Exaggerated High-Beta Oscillations are Associated with Cortical Thinning at the Motor Cortex in Parkinson's Disease.

Abstract

Elevated β oscillations (13-35 Hz) are characteristic pathophysiology in Parkinson's Disease (PD). Cortical thinning has also been reported in the disease, however the relationship between these biomarkers of PD has not been established. By comparing electrophysiological measurements with cortical thickness, this study aims to reveal the pathoetiology of disease and symptoms in PD. Preoperative magnetic resonance imaging (MRI) and intraoperative local field potentials (LFPs) were collected from 34 subjects diagnosed with PD. Cortical surfaces were reconstructed from the images, and cortical thickness was extracted from the subregions where the recording electrode was placed in M1. LFPs were preprocessed and cleaned using a semiautomatic artifact detection algorithm, then power spectral densities (PSD) were computed and periodic and aperiodic frequency components were calculated. Nonparametric Spearman rank correlations assessed the relationship between electrophysiological components (i.e. center frequency (CF), power, bandwidth, 1/f exponent, knee), with cortical thickness.
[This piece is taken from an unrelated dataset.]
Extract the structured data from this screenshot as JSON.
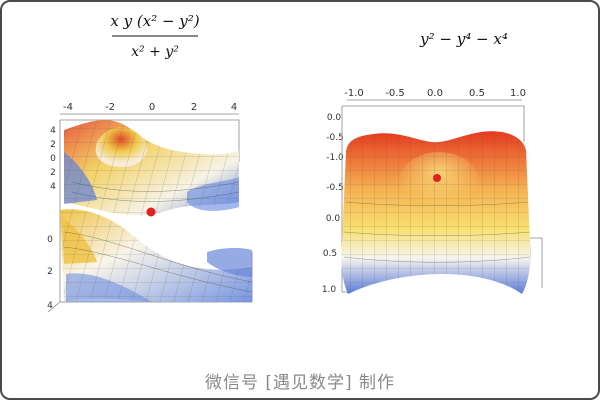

According to the CF of each subject's PSD, the cohort was split into two sub-groups: low-β peak (13-20 Hz) and high-β peak (20-35 Hz) groups. There was a significant negative correlation between power and cortical thickness only in the high-β subgroup (r=-0.48, p(corrected)=0.049). This relationship remained significant when correcting for age (r=-0.52,p=0.015), indicating that the effect of age on cortical thinning was not the determining factor. We did not find significant differences between UPDRS-III motor symptom scores for the low-and high-β subgroups. Of note is the dominance of high-β oscillatory power and its relationship with cortical thickness. As suggested by the literature, increased high-β activity during movement may be exaggerated in PD. These findings suggest that the characteristic cortical thinning in PD causes variation in electrical activity, leading to elevated high-β activity.Clinical relevance- This multimodal study provides additional insights on the pathophysiology and its relevance with morphology of Parkinson's Disease.